D'autres chercheurs français sont encore à l'honneur. Ainsi, Louis Chédid (Institut Pasteur) et Edgar Lederer (CNRS), qui viennent de recevoir — avec l'Israélien Michael Sela — le prix international de l'Institut de la vie, pour leur contribution à la mise au point des vaccins synthétiques. Cette nouvelle génération de vaccins ne fait plus appel à des virus ou bactéries, mais consiste à fabriquer de toutes pièces exclusivement les antigènes — les agents stimulant les réactions immunitaires. L'organisme est en somme leurré par des fragments inoffensifs, et, croyant avoir affaire à des micro-organismes virulents, il sécrète les défenses adéquates. Depuis la grippe jusqu'à l'hépatite, en passant par le paludisme, la diphtérie... ou même la fièvre aphteuse, cette nouvelle biotechnologie va à coup sûr révolutionner la lutte contre les maladies infectieuses.

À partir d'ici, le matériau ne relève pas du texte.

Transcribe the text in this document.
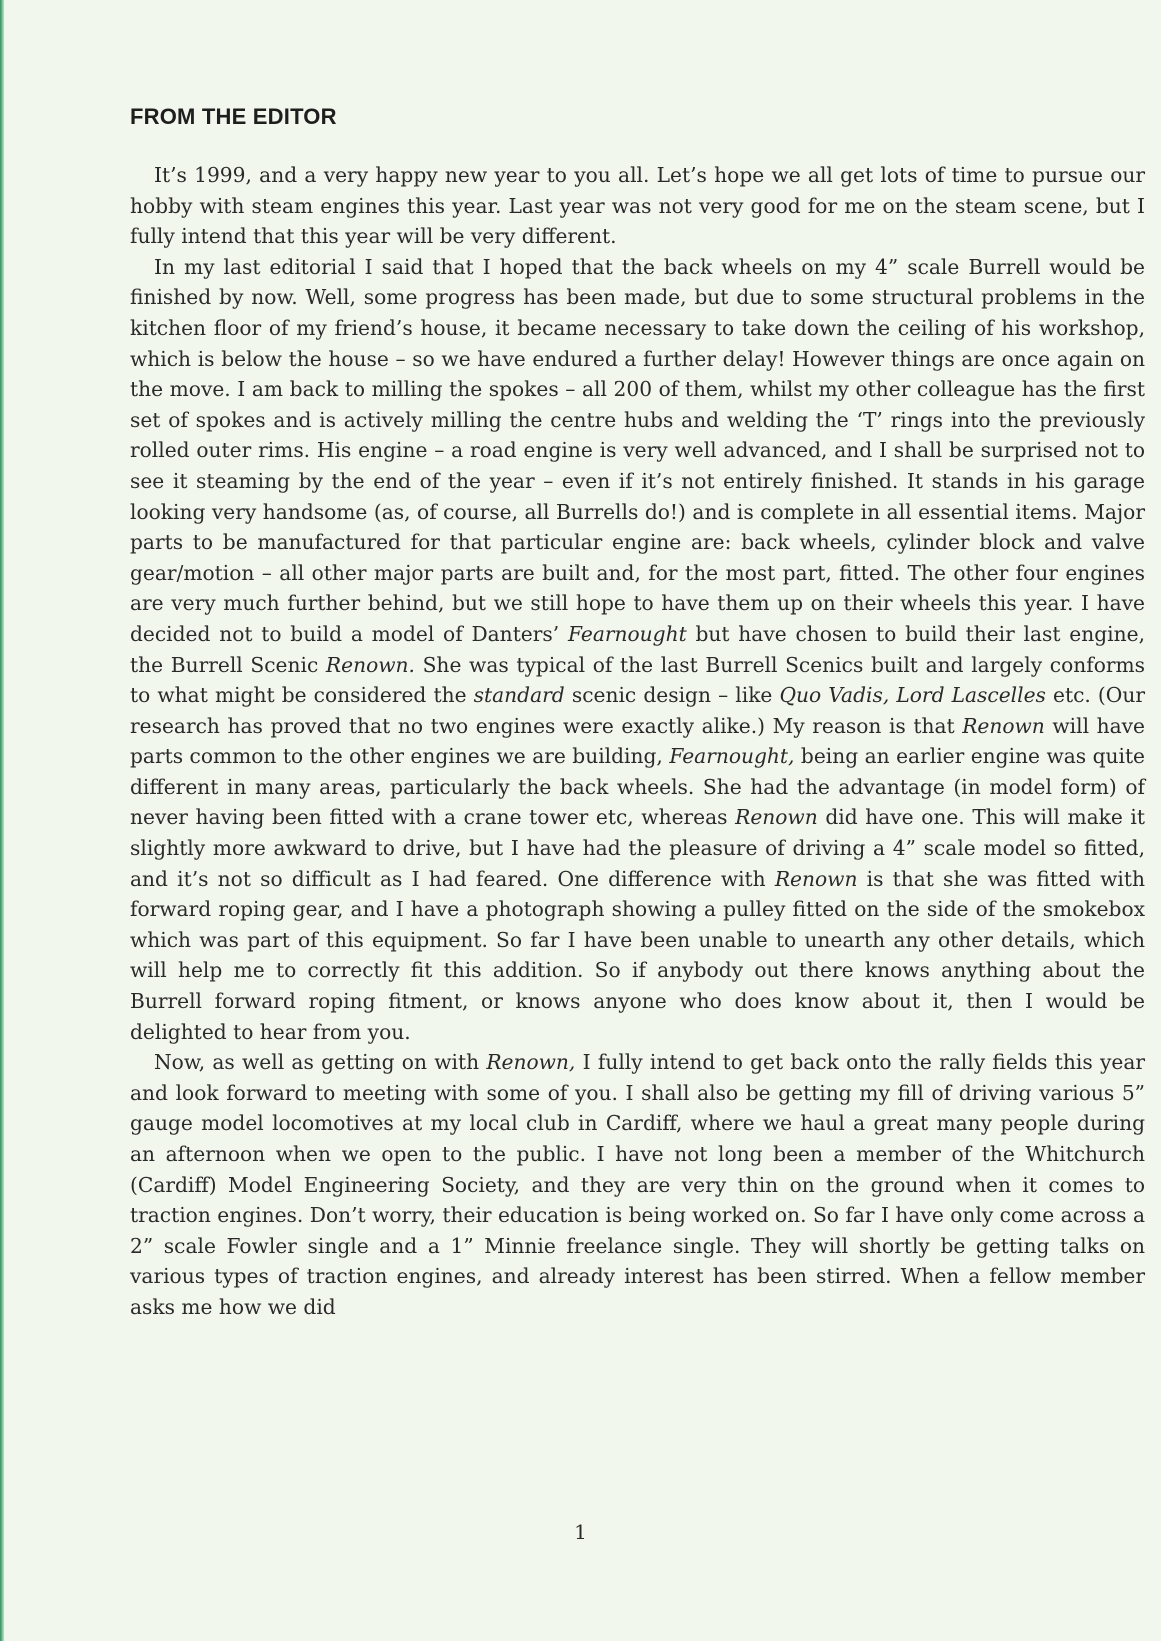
FROM THE EDITOR

It’s 1999, and a very happy new year to you all. Let’s hope we all get lots of time to pursue our hobby with steam engines this year. Last year was not very good for me on the steam scene, but I fully intend that this year will be very different.

In my last editorial I said that I hoped that the back wheels on my 4” scale Burrell would be finished by now. Well, some progress has been made, but due to some structural problems in the kitchen floor of my friend’s house, it became necessary to take down the ceiling of his workshop, which is below the house – so we have endured a further delay! However things are once again on the move. I am back to milling the spokes – all 200 of them, whilst my other colleague has the first set of spokes and is actively milling the centre hubs and welding the ‘T’ rings into the previously rolled outer rims. His engine – a road engine is very well advanced, and I shall be surprised not to see it steaming by the end of the year – even if it’s not entirely finished. It stands in his garage looking very handsome (as, of course, all Burrells do!) and is complete in all essential items. Major parts to be manufactured for that particular engine are: back wheels, cylinder block and valve gear/motion – all other major parts are built and, for the most part, fitted. The other four engines are very much further behind, but we still hope to have them up on their wheels this year. I have decided not to build a model of Danters’ Fearnought but have chosen to build their last engine, the Burrell Scenic Renown. She was typical of the last Burrell Scenics built and largely conforms to what might be considered the standard scenic design – like Quo Vadis, Lord Lascelles etc. (Our research has proved that no two engines were exactly alike.) My reason is that Renown will have parts common to the other engines we are building, Fearnought, being an earlier engine was quite different in many areas, particularly the back wheels. She had the advantage (in model form) of never having been fitted with a crane tower etc, whereas Renown did have one. This will make it slightly more awkward to drive, but I have had the pleasure of driving a 4” scale model so fitted, and it’s not so difficult as I had feared. One difference with Renown is that she was fitted with forward roping gear, and I have a photograph showing a pulley fitted on the side of the smokebox which was part of this equipment. So far I have been unable to unearth any other details, which will help me to correctly fit this addition. So if anybody out there knows anything about the Burrell forward roping fitment, or knows anyone who does know about it, then I would be delighted to hear from you.

Now, as well as getting on with Renown, I fully intend to get back onto the rally fields this year and look forward to meeting with some of you. I shall also be getting my fill of driving various 5” gauge model locomotives at my local club in Cardiff, where we haul a great many people during an afternoon when we open to the public. I have not long been a member of the Whitchurch (Cardiff) Model Engineering Society, and they are very thin on the ground when it comes to traction engines. Don’t worry, their education is being worked on. So far I have only come across a 2” scale Fowler single and a 1” Minnie freelance single. They will shortly be getting talks on various types of traction engines, and already interest has been stirred. When a fellow member asks me how we did

1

Restons dans la thérapeutique pour signaler une autre révolution, d'origine américaine celle-ci : l'installation à Paris du premier lithotriteur français (un second devrait incessamment être mis en service à Lyon). De quoi s'agit-il ? Le lithotriteur (qui coûte environ dix millions de francs) est un appareil capable de détruire de façon indolore les calculs rénaux. C'est une onde de choc, propagée sous l'eau, dans une sorte de baignoire où le patient est immergé, qui désagrège et pulvérise le calcul. On évite ainsi d'avoir recours à une extraction chirurgicale.

Comment ne pas saluer ici l'héroïsme de William J. Schroeder ?

En novembre 1984, cet homme a en effet reçu, à Louisville, dans le Kentucky, un cœur artificiel mis au point par le professeur Robert Jarvik. Le précèdent patient, Barney Clark, n'avait survécu que quelques semaines avec une pareille prothèse cardiaque. Mais l'appareil a été perfectionné, et chacun souhaite longue vie à William Schroeder. De toute façon, le fait de pouvoir remplacer le cœur d'un homme par une machine, fût-ce pour quelques semaines, est déjà un exploit incroyable. Dans l'inconscient collectif, le cœur est, en effet, un organe quasi magique, chargé de toutes les fonctions affectives et vitales. Et voilà que l'on sait lui substituer une pompe de métal et plastique... Pour une durée limitée ? Peut-être. Mais la technique n'a jamais dit son dernier mot. C'est un très beau début : les pionniers de l'aviation, qui s'estimaient heureux de pouvoir quitter le sol sur quelques centaines de mètres, imaginaient-ils que, quelques décennies plus tard, on franchirait couramment sans escale la distance Paris-Los Angeles ? D'ailleurs, de même qu'il y a plusieurs façons de voler, il y a plusieurs façons de concevoir un cœur artificiel. Ainsi, en France, l'équipe du professeur Raoul Montiès (à Marseille) prépare un cœur artificiel radicalement différent, dans son principe, du modèle américain.

Piratage électronique

Souhaite-t-on un autre « signe des temps » ? Parlons de la télématique : en France, les petits terminaux Minitel — qui permettent de consulter depuis son foyer, par une liaison téléphonique, les banques de données et les grands ordinateurs — se comptent désormais par centaines de milliers. Bientôt par millions. Or — le Canard enchaîné en a apporté la preuve en « piratant » par téléphone les banques de données confidentielles du CEA —, cette banalisation de la télématique n'est pas sans danger. L'expérience des États-Unis nous le montre : outre-Atlantique, les hackers (jeunes virtuoses pirates des grands ordinateurs) ont désormais, plusieurs fois par semaine, les honneurs de la une. Ils sont terriblement habiles et n'hésitent pas à exercer des représailles envers les journalistes qui informent le public de leurs exploits. Par exemple, un reporter de Newsweek a vu ses numéros confidentiels de cartes de crédit soigneusement pillés par les hackers, qui désiraient se venger d'un article un peu trop révélateur.